The American businessman's Kroenke Sports Enterprises (KSE) was remunerated for "strategic and advisory fees" during the last financial year and minority shareholders are expected to demand a thorough explanation into the reasons for the payment.
Kroenke's investment and influence at the Emirates Stadium has regularly been queried and the Arsenal Supporters' Trust (AST), which owns an estimated 4.5% of the club, will seek a detailed breakdown as to the services provided by the 67-year-old owner.
While outlining the issues to be brought up during the AGM, the AST wrote: "It's reported that Arsenal paid KSE £3m for advisory services. Was a competitive tender issued for these services and can you tell us specifically what the services were, why they were needed and whether such fees will become an annual feature?"
Among the other issues set to be debated on Thursday morning include another detail in Arsenal's recently released financial figures that revealed the club have cash reserves of £173m.
Though the Gunners won the FA Cup last season, have increased their wage bill by upwards of £12m and made the marque addition of Alexis Sanchez in the summer, supporters are likely to question why such significant resources are being unused particularly given their uncertain start to the campaign.
High cost of being an Arsenal fan
Those concerns will have been accentuated by BBC Sport's Price of Football study, again highlighting Arsenal's ticket costs, which sees them charge the highest prices for match-day and season tickets.
The AST added: "Will the Board consider the difficulty fans have with keeping up with ever increasing costs of attending football and confirm there will be no increase next year?
"Once again Arsenal have ended a transfer window with tens of millions of spare cash not invested in the playing squad. Does the Board withhold these cash reserves from the manager and if not then why we are so short of defensive players?
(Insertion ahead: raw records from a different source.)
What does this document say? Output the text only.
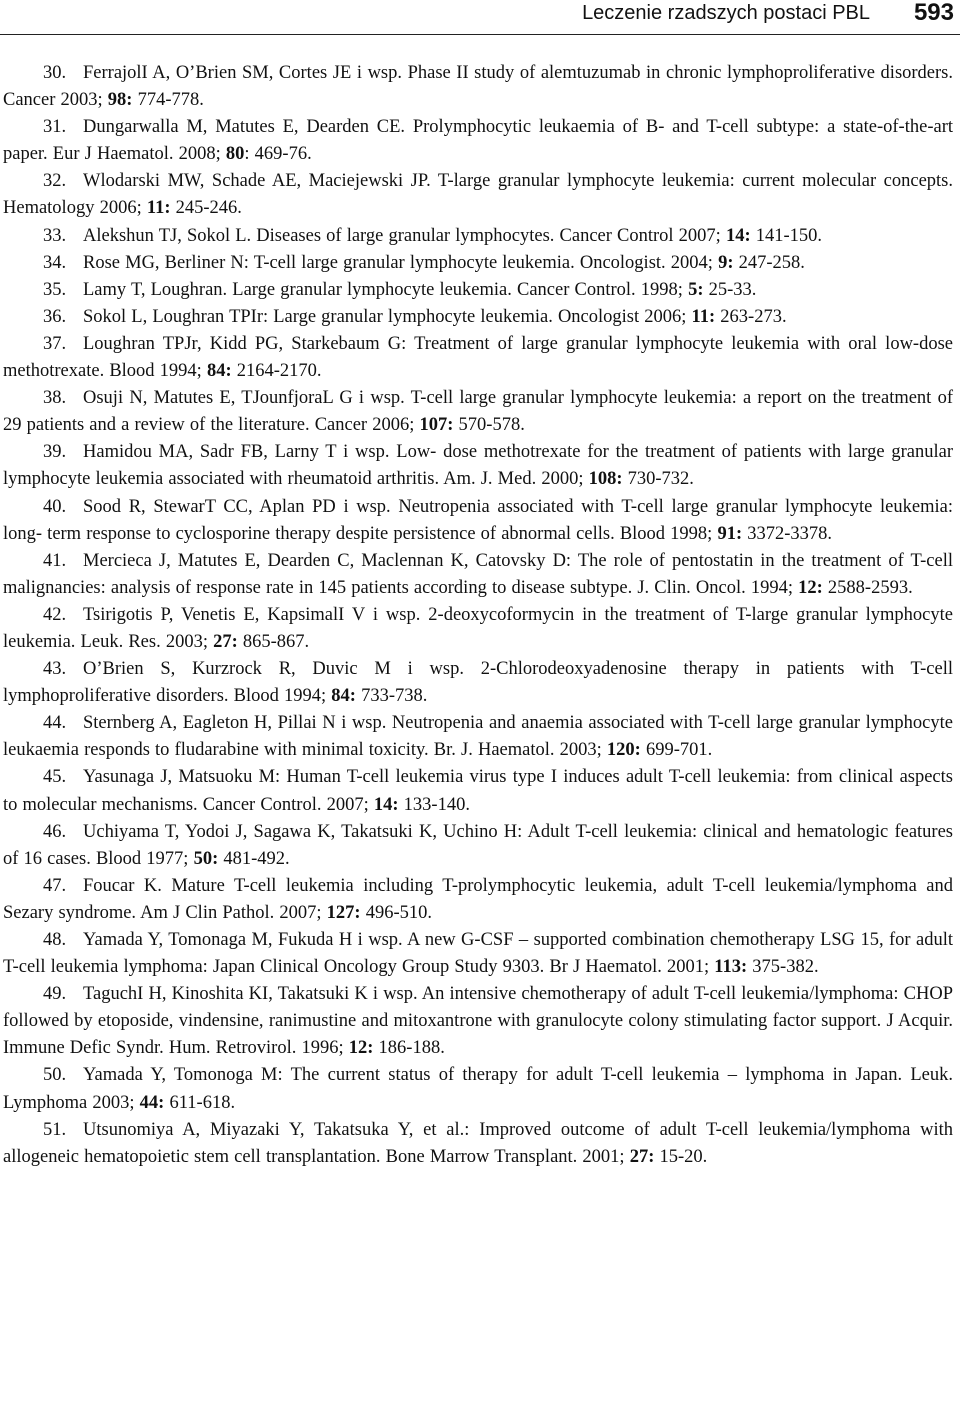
Leczenie rzadszych postaci PBL 593

30. FerrajolI A, O’Brien SM, Cortes JE i wsp. Phase II study of alemtuzumab in chronic lymphoproliferative disorders. Cancer 2003; 98: 774-778.

31. Dungarwalla M, Matutes E, Dearden CE. Prolymphocytic leukaemia of B- and T-cell subtype: a state-of-the-art paper. Eur J Haematol. 2008; 80: 469-76.

32. Wlodarski MW, Schade AE, Maciejewski JP. T-large granular lymphocyte leukemia: current molecular concepts. Hematology 2006; 11: 245-246.

33. Alekshun TJ, Sokol L. Diseases of large granular lymphocytes. Cancer Control 2007; 14: 141-150.

34. Rose MG, Berliner N: T-cell large granular lymphocyte leukemia. Oncologist. 2004; 9: 247-258.

35. Lamy T, Loughran. Large granular lymphocyte leukemia. Cancer Control. 1998; 5: 25-33.

36. Sokol L, Loughran TPIr: Large granular lymphocyte leukemia. Oncologist 2006; 11: 263-273.

37. Loughran TPJr, Kidd PG, Starkebaum G: Treatment of large granular lymphocyte leukemia with oral low-dose methotrexate. Blood 1994; 84: 2164-2170.

38. Osuji N, Matutes E, TJounfjoraL G i wsp. T-cell large granular lymphocyte leukemia: a report on the treatment of 29 patients and a review of the literature. Cancer 2006; 107: 570-578.

39. Hamidou MA, Sadr FB, Larny T i wsp. Low- dose methotrexate for the treatment of patients with large granular lymphocyte leukemia associated with rheumatoid arthritis. Am. J. Med. 2000; 108: 730-732.

40. Sood R, StewarT CC, Aplan PD i wsp. Neutropenia associated with T-cell large granular lymphocyte leukemia: long- term response to cyclosporine therapy despite persistence of abnormal cells. Blood 1998; 91: 3372-3378.

41. Mercieca J, Matutes E, Dearden C, Maclennan K, Catovsky D: The role of pentostatin in the treatment of T-cell malignancies: analysis of response rate in 145 patients according to disease subtype. J. Clin. Oncol. 1994; 12: 2588-2593.

42. Tsirigotis P, Venetis E, KapsimalI V i wsp. 2-deoxycoformycin in the treatment of T-large granular lymphocyte leukemia. Leuk. Res. 2003; 27: 865-867.

43. O’Brien S, Kurzrock R, Duvic M i wsp. 2-Chlorodeoxyadenosine therapy in patients with T-cell lymphoproliferative disorders. Blood 1994; 84: 733-738.

44. Sternberg A, Eagleton H, Pillai N i wsp. Neutropenia and anaemia associated with T-cell large granular lymphocyte leukaemia responds to fludarabine with minimal toxicity. Br. J. Haematol. 2003; 120: 699-701.

45. Yasunaga J, Matsuoku M: Human T-cell leukemia virus type I induces adult T-cell leukemia: from clinical aspects to molecular mechanisms. Cancer Control. 2007; 14: 133-140.

46. Uchiyama T, Yodoi J, Sagawa K, Takatsuki K, Uchino H: Adult T-cell leukemia: clinical and hematologic features of 16 cases. Blood 1977; 50: 481-492.

47. Foucar K. Mature T-cell leukemia including T-prolymphocytic leukemia, adult T-cell leukemia/lymphoma and Sezary syndrome. Am J Clin Pathol. 2007; 127: 496-510.

48. Yamada Y, Tomonaga M, Fukuda H i wsp. A new G-CSF – supported combination chemotherapy LSG 15, for adult T-cell leukemia lymphoma: Japan Clinical Oncology Group Study 9303. Br J Haematol. 2001; 113: 375-382.

49. TaguchI H, Kinoshita KI, Takatsuki K i wsp. An intensive chemotherapy of adult T-cell leukemia/lymphoma: CHOP followed by etoposide, vindensine, ranimustine and mitoxantrone with granulocyte colony stimulating factor support. J Acquir. Immune Defic Syndr. Hum. Retrovirol. 1996; 12: 186-188.

50. Yamada Y, Tomonoga M: The current status of therapy for adult T-cell leukemia – lymphoma in Japan. Leuk. Lymphoma 2003; 44: 611-618.

51. Utsunomiya A, Miyazaki Y, Takatsuka Y, et al.: Improved outcome of adult T-cell leukemia/lymphoma with allogeneic hematopoietic stem cell transplantation. Bone Marrow Transplant. 2001; 27: 15-20.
So much so that two weeks after the close of the transfer window the manager admitted we were "light at the back"?
Chief executive Ivan Gazidis' revelation that Arsenal face their "biggest challenge" in recent years when they eventually come to replace manager Arsene Wenger will also be scrutinised, with fans keen to explore how the club will manage the transition should the French boss leave after his contract expires in 2017.
Subjects such as the diversity of the current board, the ditched Fanshare scheme, safe standing and playing Premier League matches abroad will also be put to the attending board, which is expected to include Kroenke, Gazidis, chairman Sir Chips Keswick and Wenger.